As they tried to move forward, one day they got to talking about going to Sri Lanka to visit some family. They left soon after and once they landed Nisha found herself feeling sick. But with the long flight and time differences she didn’t think it was out of the ordinary. In Colombo she couldn’t stop feeling nauseous and throwing up. Again, she wrote it off as maybe just the change in food or climate. A couple days later as this continued Nelantine couldn’t kick the feeling that it had to be something else. Nisha took a pregnancy test. And it was positive.

After so many tough experiences, they didn’t know how to react. They called Nisha’s doctor who asked her to get bloodwork done daily if possible, to monitor how things were progressing and if anything was abnormal. It was the last thing she expected to do on a month-long trip, but she found a way to get it done. And Nisha’s doctor let her know to come in for an appointment as soon as she was back.

The appointment confirmed that she was two and a half months pregnant. Things were progressing well. And within a week, they’d be able to know the sex of the baby. 9 months later their family of 3, became a family of 4. But that wasn’t the only way they found themselves growing.

Going through the miscarriages encouraged Nisha and Nelantine to speak about what they had experienced, in an attempt to help normalize them. The responses were in part supportive and encouraging, as others felt that it was necessary to have more conversations about miscarriages. And in part, supportive and apologetic, as friends and family who hadn’t realized the negative impact of what they were doing, reached out.

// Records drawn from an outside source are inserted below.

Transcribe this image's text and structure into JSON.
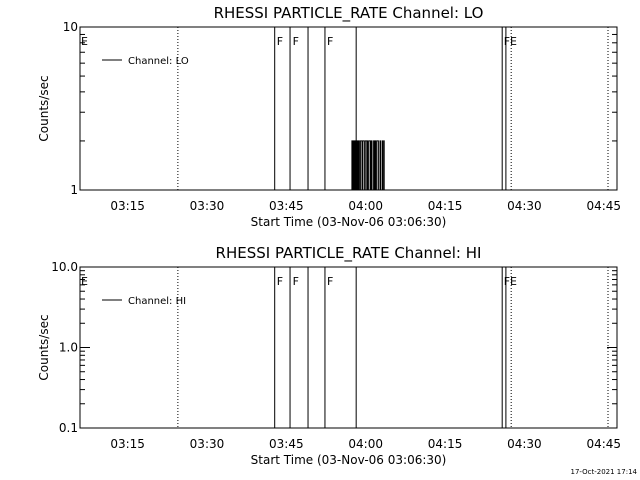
{
  "footer": {
    "timestamp": "17-Oct-2021 17:14"
  },
  "chart_data": [
    {
      "type": "line",
      "title": "RHESSI PARTICLE_RATE Channel: LO",
      "xlabel": "Start Time (03-Nov-06 03:06:30)",
      "ylabel": "Counts/sec",
      "yscale": "log",
      "ylim": [
        1,
        10
      ],
      "yticks": [
        1,
        10
      ],
      "ytick_labels": [
        "1",
        "10"
      ],
      "xlim_minutes": [
        -0.5,
        101
      ],
      "xticks_minutes": [
        8.5,
        23.5,
        38.5,
        53.5,
        68.5,
        83.5,
        98.5
      ],
      "xtick_labels": [
        "03:15",
        "03:30",
        "03:45",
        "04:00",
        "04:15",
        "04:30",
        "04:45"
      ],
      "legend": {
        "label": "Channel: LO",
        "position": "top-left"
      },
      "grid": false,
      "solid_lines_minutes": [
        36.3,
        39.2,
        42.6,
        45.8,
        51.7,
        79.3,
        80.0
      ],
      "dotted_lines_minutes": [
        18.0,
        81.0,
        99.3
      ],
      "flags": [
        {
          "text": "E",
          "x_minutes": -0.5
        },
        {
          "text": "F",
          "x_minutes": 36.5
        },
        {
          "text": "F",
          "x_minutes": 39.5
        },
        {
          "text": "F",
          "x_minutes": 46.0
        },
        {
          "text": "FE",
          "x_minutes": 79.4
        }
      ],
      "series": [
        {
          "x_minutes": [
            -0.5,
            50.8,
            50.9,
            51.0,
            51.1,
            51.2,
            51.3,
            51.4,
            51.5,
            51.6,
            51.7,
            51.8,
            51.9,
            52.0,
            52.1,
            52.2,
            52.3,
            52.4,
            52.5,
            52.6,
            52.7,
            52.8,
            52.9,
            53.0,
            53.1,
            53.2,
            53.3,
            53.4,
            53.5,
            53.6,
            53.7,
            53.8,
            53.9,
            54.0,
            54.1,
            54.2,
            54.3,
            54.4,
            54.5,
            54.6,
            54.7,
            54.8,
            54.9,
            55.0,
            55.1,
            55.2,
            55.3,
            55.4,
            55.5,
            55.6,
            55.7,
            55.8,
            55.9,
            56.0,
            56.1,
            56.2,
            56.3,
            56.4,
            56.5,
            56.6,
            56.7,
            56.8,
            56.9,
            57.0,
            101
          ],
          "values": [
            1,
            1,
            2,
            1,
            2,
            1,
            2,
            1,
            1,
            2,
            2,
            1,
            2,
            1,
            2,
            2,
            1,
            1,
            2,
            2,
            2,
            1,
            2,
            2,
            2,
            1,
            1,
            2,
            2,
            2,
            1,
            2,
            1,
            1,
            2,
            2,
            2,
            1,
            2,
            2,
            1,
            1,
            1,
            2,
            1,
            2,
            2,
            1,
            1,
            2,
            2,
            2,
            1,
            1,
            1,
            2,
            1,
            1,
            1,
            2,
            1,
            1,
            2,
            1,
            1
          ]
        }
      ]
    },
    {
      "type": "line",
      "title": "RHESSI PARTICLE_RATE Channel: HI",
      "xlabel": "Start Time (03-Nov-06 03:06:30)",
      "ylabel": "Counts/sec",
      "yscale": "log",
      "ylim": [
        0.1,
        10
      ],
      "yticks": [
        0.1,
        1,
        10
      ],
      "ytick_labels": [
        "0.1",
        "1.0",
        "10.0"
      ],
      "xlim_minutes": [
        -0.5,
        101
      ],
      "xticks_minutes": [
        8.5,
        23.5,
        38.5,
        53.5,
        68.5,
        83.5,
        98.5
      ],
      "xtick_labels": [
        "03:15",
        "03:30",
        "03:45",
        "04:00",
        "04:15",
        "04:30",
        "04:45"
      ],
      "legend": {
        "label": "Channel: HI",
        "position": "top-left"
      },
      "grid": false,
      "solid_lines_minutes": [
        36.3,
        39.2,
        42.6,
        45.8,
        51.7,
        79.3,
        80.0
      ],
      "dotted_lines_minutes": [
        18.0,
        81.0,
        99.3
      ],
      "flags": [
        {
          "text": "E",
          "x_minutes": -0.5
        },
        {
          "text": "F",
          "x_minutes": 36.5
        },
        {
          "text": "F",
          "x_minutes": 39.5
        },
        {
          "text": "F",
          "x_minutes": 46.0
        },
        {
          "text": "FE",
          "x_minutes": 79.4
        }
      ],
      "series": []
    }
  ]
}
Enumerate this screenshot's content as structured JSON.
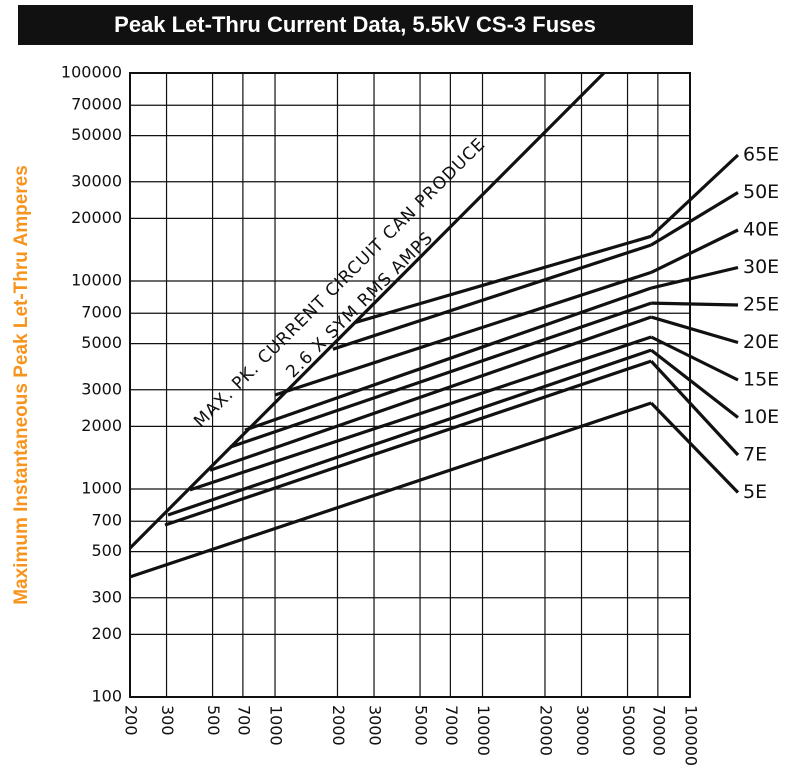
{
  "chart_data": {
    "type": "line",
    "title": "Peak Let-Thru Current Data,  5.5kV  CS-3 Fuses",
    "y_label": "Maximum Instantaneous Peak Let-Thru Amperes",
    "annotations": [
      "MAX. PK. CURRENT CIRCUIT CAN PRODUCE",
      "2.6 X SYM RMS AMPS"
    ],
    "log_x": true,
    "log_y": true,
    "grid": true,
    "xlim": [
      200,
      100000
    ],
    "ylim": [
      100,
      100000
    ],
    "xticks": [
      200,
      300,
      500,
      700,
      1000,
      2000,
      3000,
      5000,
      7000,
      10000,
      20000,
      30000,
      50000,
      70000,
      100000
    ],
    "yticks": [
      100,
      200,
      300,
      500,
      700,
      1000,
      2000,
      3000,
      5000,
      7000,
      10000,
      20000,
      30000,
      50000,
      70000,
      100000
    ],
    "max_line": {
      "x": [
        200,
        38462
      ],
      "values": [
        520,
        100000
      ]
    },
    "series": [
      {
        "name": "65E",
        "color": "#111111",
        "x": [
          2427,
          65000
        ],
        "values": [
          6310,
          16400
        ]
      },
      {
        "name": "50E",
        "color": "#111111",
        "x": [
          1900,
          65000
        ],
        "values": [
          4700,
          14900
        ]
      },
      {
        "name": "40E",
        "color": "#111111",
        "x": [
          1000,
          65000
        ],
        "values": [
          2830,
          11000
        ]
      },
      {
        "name": "30E",
        "color": "#111111",
        "x": [
          716,
          65000
        ],
        "values": [
          1920,
          9250
        ]
      },
      {
        "name": "25E",
        "color": "#111111",
        "x": [
          607,
          65000
        ],
        "values": [
          1590,
          7830
        ]
      },
      {
        "name": "20E",
        "color": "#111111",
        "x": [
          486,
          65000
        ],
        "values": [
          1230,
          6710
        ]
      },
      {
        "name": "15E",
        "color": "#111111",
        "x": [
          389,
          65000
        ],
        "values": [
          990,
          5380
        ]
      },
      {
        "name": "10E",
        "color": "#111111",
        "x": [
          305,
          65000
        ],
        "values": [
          750,
          4650
        ]
      },
      {
        "name": "7E",
        "color": "#111111",
        "x": [
          295,
          65000
        ],
        "values": [
          671,
          4120
        ]
      },
      {
        "name": "5E",
        "color": "#111111",
        "x": [
          200,
          65000
        ],
        "values": [
          378,
          2590
        ]
      }
    ]
  }
}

Still, they do receive questions and comments about when they’ll be having their third child. Or when they’ll be having a girl.

But having gone through what they have, and sharing their experiences, Nisha is hoping to help change some of the conversations around pregnancy. Asked what words of advice she would share with others facing similar challenges, Nisha said that it’s important to recognize when you are physically and mentally ready. And to know that miscarriages can happen to anyone, at any time. It doesn’t make them any easier, but it’s important to recognize this and get the support you need to get through such a difficult experience at a pace that makes sense for you.

As for her thoughts on pregnancy in general she wanted to emphasize that no matter what your intentions are, it’s never a good time to ask someone about when they’ll be having a child. Or why they aren’t having one. There are so many different challenges people face. And they shouldn’t have to rehash these experiences and bring up painful emotions for the sake of making small talk. Women are so much more than their ability to have children. And while that’s something that is wonderful for those who choose it, they should never be reduced to it.